KGI maintained a stock rating of “neutral” for E Ink and a target price of NT$30. Shares of E Ink closed down 0.35 percent at NT$28.85 on Friday.
E Ink announced on Thursday that the company and its South Korean unit, Hydis Technologies Co, each signed 10-year patent authorization agreements with Japanese panel maker Sharp. E Ink and Sharp will have right to manufacture patented TFT-LCD and peripheral LCD technology products of the counter party within agreed terms and will be required to pay fees for the use of authorized patents.
In 2006, Sharp signed similar agreements with Taiwan’s AU Optronics Corp (AUO, 友達光電) and Chimei Innolux Corp (奇美電子) to prevent litigation over patent infringements, but the agreements never generated high revenues for the panel makers, Kao said.

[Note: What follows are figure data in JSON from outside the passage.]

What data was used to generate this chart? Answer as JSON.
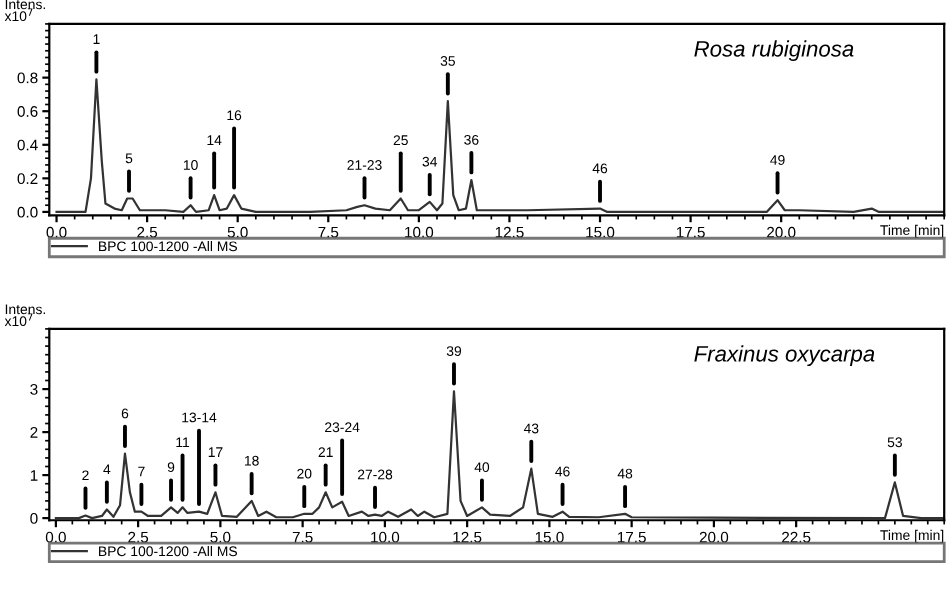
{
  "chart_data": [
    {
      "type": "line",
      "title": "Rosa rubiginosa",
      "ylabel": "Intens. x10$^{7}$",
      "xlabel": "Time [min]",
      "xlim": [
        -0.2,
        24.5
      ],
      "xticks": [
        {
          "value": 0,
          "label": "0.0"
        },
        2.5,
        {
          "value": 5,
          "label": "5.0"
        },
        7.5,
        {
          "value": 10,
          "label": "10.0"
        },
        12.5,
        {
          "value": 15,
          "label": "15.0"
        },
        17.5,
        {
          "value": 20,
          "label": "20.0"
        }
      ],
      "ylim": [
        -0.02,
        1.12
      ],
      "yticks": [
        {
          "value": 0,
          "label": "0.0"
        },
        0.2,
        0.4,
        0.6,
        0.8
      ],
      "legend": "bottom",
      "grid": false,
      "marker": "none",
      "line_style": "solid",
      "series": [
        {
          "name": "BPC 100-1200 -All MS",
          "color": "#333333",
          "x": [
            0,
            0.8,
            0.95,
            1.1,
            1.25,
            1.35,
            1.6,
            1.8,
            1.95,
            2.1,
            2.3,
            3.0,
            3.5,
            3.7,
            3.85,
            4.2,
            4.35,
            4.5,
            4.7,
            4.9,
            5.1,
            5.5,
            7.0,
            8.0,
            8.3,
            8.5,
            8.8,
            9.2,
            9.5,
            9.7,
            10.0,
            10.3,
            10.5,
            10.65,
            10.8,
            10.95,
            11.1,
            11.3,
            11.45,
            11.6,
            12.0,
            13.0,
            15.0,
            15.2,
            17.0,
            19.6,
            19.9,
            20.1,
            20.5,
            22.0,
            22.5,
            22.7,
            24.5
          ],
          "values": [
            0,
            0,
            0.2,
            0.79,
            0.3,
            0.05,
            0.02,
            0.01,
            0.08,
            0.08,
            0.01,
            0.01,
            0,
            0.04,
            0,
            0.01,
            0.1,
            0.01,
            0.02,
            0.1,
            0.02,
            0,
            0,
            0.01,
            0.03,
            0.04,
            0.02,
            0.01,
            0.08,
            0.01,
            0.01,
            0.06,
            0.01,
            0.05,
            0.66,
            0.1,
            0.01,
            0.02,
            0.19,
            0.01,
            0.01,
            0.01,
            0.02,
            0,
            0,
            0,
            0.07,
            0.01,
            0.01,
            0,
            0.02,
            0,
            0
          ]
        }
      ],
      "annotations": [
        {
          "text": "1",
          "x": 1.1,
          "y": 0.79
        },
        {
          "text": "5",
          "x": 2.0,
          "y": 0.08
        },
        {
          "text": "10",
          "x": 3.7,
          "y": 0.04
        },
        {
          "text": "14",
          "x": 4.35,
          "y": 0.1
        },
        {
          "text": "16",
          "x": 4.9,
          "y": 0.1
        },
        {
          "text": "21-23",
          "x": 8.5,
          "y": 0.04
        },
        {
          "text": "25",
          "x": 9.5,
          "y": 0.08
        },
        {
          "text": "34",
          "x": 10.3,
          "y": 0.06
        },
        {
          "text": "35",
          "x": 10.8,
          "y": 0.66
        },
        {
          "text": "36",
          "x": 11.45,
          "y": 0.19
        },
        {
          "text": "46",
          "x": 15.0,
          "y": 0.02
        },
        {
          "text": "49",
          "x": 19.9,
          "y": 0.07
        }
      ]
    },
    {
      "type": "line",
      "title": "Fraxinus oxycarpa",
      "ylabel": "Intens. x10$^{7}$",
      "xlabel": "Time [min]",
      "xlim": [
        -0.2,
        27.0
      ],
      "xticks": [
        {
          "value": 0,
          "label": "0.0"
        },
        2.5,
        {
          "value": 5,
          "label": "5.0"
        },
        7.5,
        {
          "value": 10,
          "label": "10.0"
        },
        12.5,
        {
          "value": 15,
          "label": "15.0"
        },
        17.5,
        {
          "value": 20,
          "label": "20.0"
        },
        22.5
      ],
      "ylim": [
        -0.05,
        4.4
      ],
      "yticks": [
        0,
        1,
        2,
        3
      ],
      "legend": "bottom",
      "grid": false,
      "marker": "none",
      "line_style": "solid",
      "series": [
        {
          "name": "BPC 100-1200 -All MS",
          "color": "#333333",
          "x": [
            0,
            0.7,
            0.9,
            1.1,
            1.4,
            1.55,
            1.75,
            1.95,
            2.1,
            2.25,
            2.4,
            2.6,
            2.8,
            3.2,
            3.5,
            3.7,
            3.85,
            4.0,
            4.35,
            4.6,
            4.85,
            5.05,
            5.5,
            5.95,
            6.15,
            6.4,
            6.7,
            7.2,
            7.55,
            7.8,
            8.0,
            8.2,
            8.4,
            8.7,
            8.9,
            9.3,
            9.5,
            9.7,
            9.9,
            10.1,
            10.4,
            10.8,
            11.0,
            11.2,
            11.5,
            11.9,
            12.1,
            12.3,
            12.5,
            12.95,
            13.2,
            13.8,
            14.2,
            14.45,
            14.65,
            15.1,
            15.4,
            15.6,
            16.5,
            17.3,
            17.5,
            20.0,
            25.2,
            25.5,
            25.75,
            26.3,
            27.0
          ],
          "values": [
            0,
            0,
            0.06,
            0,
            0.05,
            0.2,
            0.03,
            0.3,
            1.5,
            0.6,
            0.15,
            0.15,
            0.05,
            0.05,
            0.25,
            0.12,
            0.25,
            0.12,
            0.15,
            0.1,
            0.6,
            0.05,
            0.03,
            0.4,
            0.05,
            0.15,
            0.02,
            0.02,
            0.1,
            0.1,
            0.25,
            0.6,
            0.25,
            0.38,
            0.05,
            0.15,
            0.05,
            0.08,
            0.05,
            0.15,
            0.03,
            0.2,
            0.05,
            0.15,
            0.02,
            0.1,
            2.95,
            0.4,
            0.05,
            0.25,
            0.08,
            0.05,
            0.25,
            1.15,
            0.1,
            0.03,
            0.15,
            0.03,
            0.02,
            0.1,
            0.02,
            0.01,
            0,
            0.83,
            0.05,
            0,
            0
          ]
        }
      ],
      "annotations": [
        {
          "text": "2",
          "x": 0.9,
          "y": 0.06
        },
        {
          "text": "4",
          "x": 1.55,
          "y": 0.2
        },
        {
          "text": "6",
          "x": 2.1,
          "y": 1.5
        },
        {
          "text": "7",
          "x": 2.6,
          "y": 0.15
        },
        {
          "text": "9",
          "x": 3.5,
          "y": 0.25
        },
        {
          "text": "11",
          "x": 3.85,
          "y": 0.25
        },
        {
          "text": "13-14",
          "x": 4.35,
          "y": 0.15
        },
        {
          "text": "17",
          "x": 4.85,
          "y": 0.6
        },
        {
          "text": "18",
          "x": 5.95,
          "y": 0.4
        },
        {
          "text": "20",
          "x": 7.55,
          "y": 0.1
        },
        {
          "text": "21",
          "x": 8.2,
          "y": 0.6
        },
        {
          "text": "23-24",
          "x": 8.7,
          "y": 0.38
        },
        {
          "text": "27-28",
          "x": 9.7,
          "y": 0.08
        },
        {
          "text": "39",
          "x": 12.1,
          "y": 2.95
        },
        {
          "text": "40",
          "x": 12.95,
          "y": 0.25
        },
        {
          "text": "43",
          "x": 14.45,
          "y": 1.15
        },
        {
          "text": "46",
          "x": 15.4,
          "y": 0.15
        },
        {
          "text": "48",
          "x": 17.3,
          "y": 0.1
        },
        {
          "text": "53",
          "x": 25.5,
          "y": 0.83
        }
      ]
    }
  ]
}
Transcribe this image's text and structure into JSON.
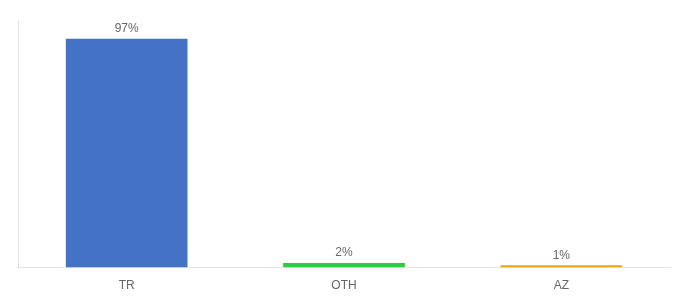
{
  "chart_data": {
    "type": "bar",
    "categories": [
      "TR",
      "OTH",
      "AZ"
    ],
    "values": [
      97,
      2,
      1
    ],
    "value_labels": [
      "97%",
      "2%",
      "1%"
    ],
    "colors": [
      "#4472c4",
      "#2ecc40",
      "#f0a500"
    ],
    "ylim": [
      0,
      105
    ],
    "grid": false,
    "data_labels": true,
    "tick_labels": "x"
  }
}
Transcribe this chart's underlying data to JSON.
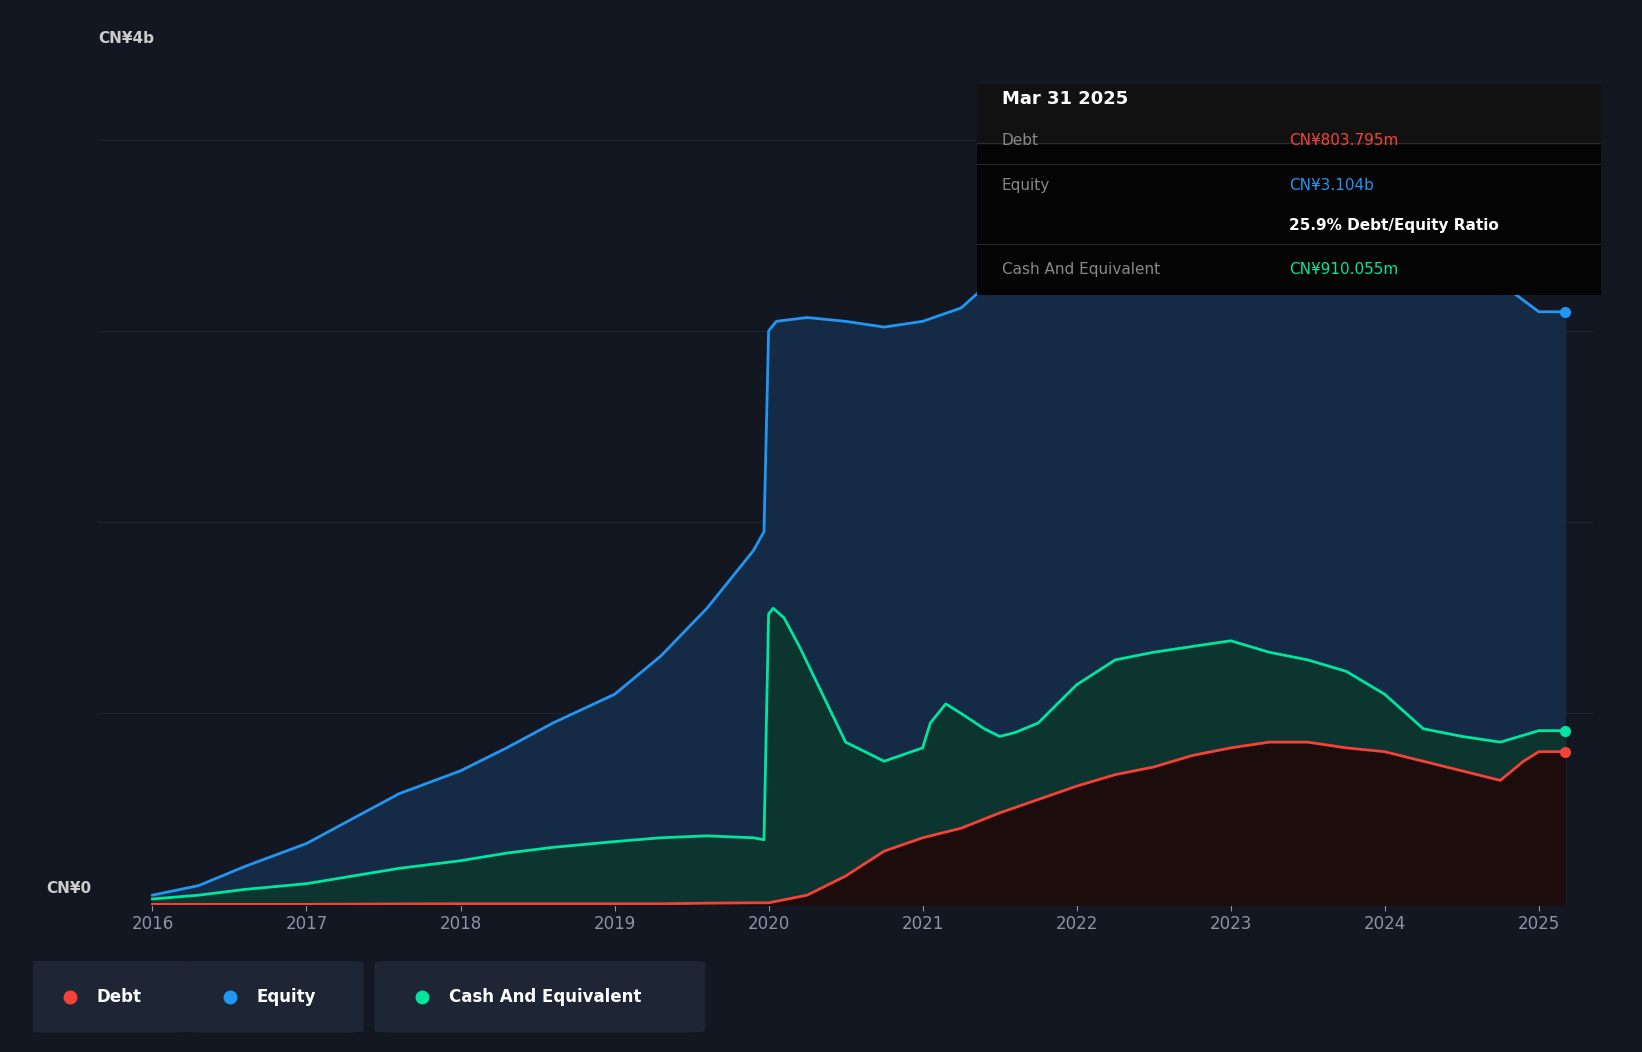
{
  "bg_color": "#131722",
  "plot_bg": "#131722",
  "grid_color": "#1e2535",
  "ylabel_text": "CN¥4b",
  "y0_text": "CN¥0",
  "x_ticks": [
    2016,
    2017,
    2018,
    2019,
    2020,
    2021,
    2022,
    2023,
    2024,
    2025
  ],
  "ylim": [
    0,
    4400000000.0
  ],
  "ytick_positions": [
    0,
    1000000000.0,
    2000000000.0,
    3000000000.0,
    4000000000.0
  ],
  "equity_color": "#2196f3",
  "debt_color": "#f44336",
  "cash_color": "#00e5a0",
  "equity_fill": "#152a45",
  "cash_fill_top": "#0d3832",
  "cash_fill_bottom": "#0a2520",
  "debt_fill": "#1f0f0f",
  "tooltip_bg": "#040404",
  "tooltip_title": "Mar 31 2025",
  "tooltip_debt_label": "Debt",
  "tooltip_debt_value": "CN¥803.795m",
  "tooltip_equity_label": "Equity",
  "tooltip_equity_value": "CN¥3.104b",
  "tooltip_ratio": "25.9% Debt/Equity Ratio",
  "tooltip_cash_label": "Cash And Equivalent",
  "tooltip_cash_value": "CN¥910.055m",
  "legend_bg": "#1e2535",
  "legend_debt": "Debt",
  "legend_equity": "Equity",
  "legend_cash": "Cash And Equivalent",
  "equity_x": [
    2016.0,
    2016.3,
    2016.6,
    2017.0,
    2017.3,
    2017.6,
    2018.0,
    2018.3,
    2018.6,
    2019.0,
    2019.3,
    2019.6,
    2019.9,
    2019.97,
    2020.0,
    2020.05,
    2020.25,
    2020.5,
    2020.75,
    2021.0,
    2021.25,
    2021.5,
    2021.75,
    2022.0,
    2022.25,
    2022.5,
    2022.75,
    2023.0,
    2023.25,
    2023.5,
    2023.75,
    2024.0,
    2024.25,
    2024.5,
    2024.75,
    2025.0,
    2025.17
  ],
  "equity_y": [
    50000000.0,
    100000000.0,
    200000000.0,
    320000000.0,
    450000000.0,
    580000000.0,
    700000000.0,
    820000000.0,
    950000000.0,
    1100000000.0,
    1300000000.0,
    1550000000.0,
    1850000000.0,
    1950000000.0,
    3000000000.0,
    3050000000.0,
    3070000000.0,
    3050000000.0,
    3020000000.0,
    3050000000.0,
    3120000000.0,
    3300000000.0,
    3400000000.0,
    3480000000.0,
    3550000000.0,
    3620000000.0,
    3680000000.0,
    3720000000.0,
    3760000000.0,
    3720000000.0,
    3700000000.0,
    3650000000.0,
    3500000000.0,
    3400000000.0,
    3250000000.0,
    3100000000.0,
    3100000000.0
  ],
  "debt_x": [
    2016.0,
    2016.3,
    2016.6,
    2017.0,
    2017.3,
    2017.6,
    2018.0,
    2018.3,
    2018.6,
    2019.0,
    2019.3,
    2019.6,
    2019.9,
    2020.0,
    2020.25,
    2020.5,
    2020.75,
    2021.0,
    2021.25,
    2021.5,
    2021.75,
    2022.0,
    2022.25,
    2022.5,
    2022.75,
    2023.0,
    2023.25,
    2023.5,
    2023.75,
    2024.0,
    2024.25,
    2024.5,
    2024.75,
    2024.9,
    2025.0,
    2025.17
  ],
  "debt_y": [
    2000000.0,
    2000000.0,
    2000000.0,
    2000000.0,
    3000000.0,
    4000000.0,
    5000000.0,
    5000000.0,
    5000000.0,
    5000000.0,
    5000000.0,
    8000000.0,
    10000000.0,
    10000000.0,
    50000000.0,
    150000000.0,
    280000000.0,
    350000000.0,
    400000000.0,
    480000000.0,
    550000000.0,
    620000000.0,
    680000000.0,
    720000000.0,
    780000000.0,
    820000000.0,
    850000000.0,
    850000000.0,
    820000000.0,
    800000000.0,
    750000000.0,
    700000000.0,
    650000000.0,
    750000000.0,
    800000000.0,
    800000000.0
  ],
  "cash_x": [
    2016.0,
    2016.3,
    2016.6,
    2017.0,
    2017.3,
    2017.6,
    2018.0,
    2018.3,
    2018.6,
    2019.0,
    2019.3,
    2019.6,
    2019.9,
    2019.97,
    2020.0,
    2020.03,
    2020.1,
    2020.2,
    2020.35,
    2020.5,
    2020.75,
    2021.0,
    2021.05,
    2021.15,
    2021.25,
    2021.4,
    2021.5,
    2021.6,
    2021.75,
    2022.0,
    2022.25,
    2022.5,
    2022.75,
    2023.0,
    2023.25,
    2023.5,
    2023.75,
    2024.0,
    2024.25,
    2024.5,
    2024.75,
    2025.0,
    2025.17
  ],
  "cash_y": [
    30000000.0,
    50000000.0,
    80000000.0,
    110000000.0,
    150000000.0,
    190000000.0,
    230000000.0,
    270000000.0,
    300000000.0,
    330000000.0,
    350000000.0,
    360000000.0,
    350000000.0,
    340000000.0,
    1520000000.0,
    1550000000.0,
    1500000000.0,
    1350000000.0,
    1100000000.0,
    850000000.0,
    750000000.0,
    820000000.0,
    950000000.0,
    1050000000.0,
    1000000000.0,
    920000000.0,
    880000000.0,
    900000000.0,
    950000000.0,
    1150000000.0,
    1280000000.0,
    1320000000.0,
    1350000000.0,
    1380000000.0,
    1320000000.0,
    1280000000.0,
    1220000000.0,
    1100000000.0,
    920000000.0,
    880000000.0,
    850000000.0,
    910000000.0,
    910000000.0
  ]
}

E Ink also signed a patent deal with South Korean flat panel maker LG Display Co in 2009 and received a one-off patent fee of NT$300 million (US$10 million) before the agreement expired, he added.
One variable that could change the equation, Kao said, is Hydis’ fringe field switching (FFS) panel technology, which is an improved version of the wide-viewing angle in-plane switching technology developed by Sharp.
However, Kao said that because Apple Suppliers, such as Samsung Electronics Co, Toshiba Mobile Display Co, Sharp and AUO have not signed patent authorization agreements with Hydis, the technology has not become a requirement for Apple Inc’s iPhone and iPad.
“This suggests FFS is not an exclusive wide-viewing angle panel technology. Thus, Hydis won’t likely be entitled to high patent fees,” Kao said.
Jerry Su (蘇厚合), a research analyst at Credit Suisse, said the E Ink/Hydis announcement on patent cross-licensing with Sharp surprised the market because speculation had been focused on AUO licensing FFS technology from E Ink to supply the panel in Apple’s next-generation iPad mini.
“We estimate E Ink will book NT$461 million in FFS royalties income from Sharp’s shipments of Apple’s latest iPad [which incorporates FFS technology],” Su said in a separate note.
He expected E Ink’s projected rebound in the second half would remain intact despite delays in the introduction of new e-paper display products and said the company’s recovery will now be further supported by royalties from Sharp.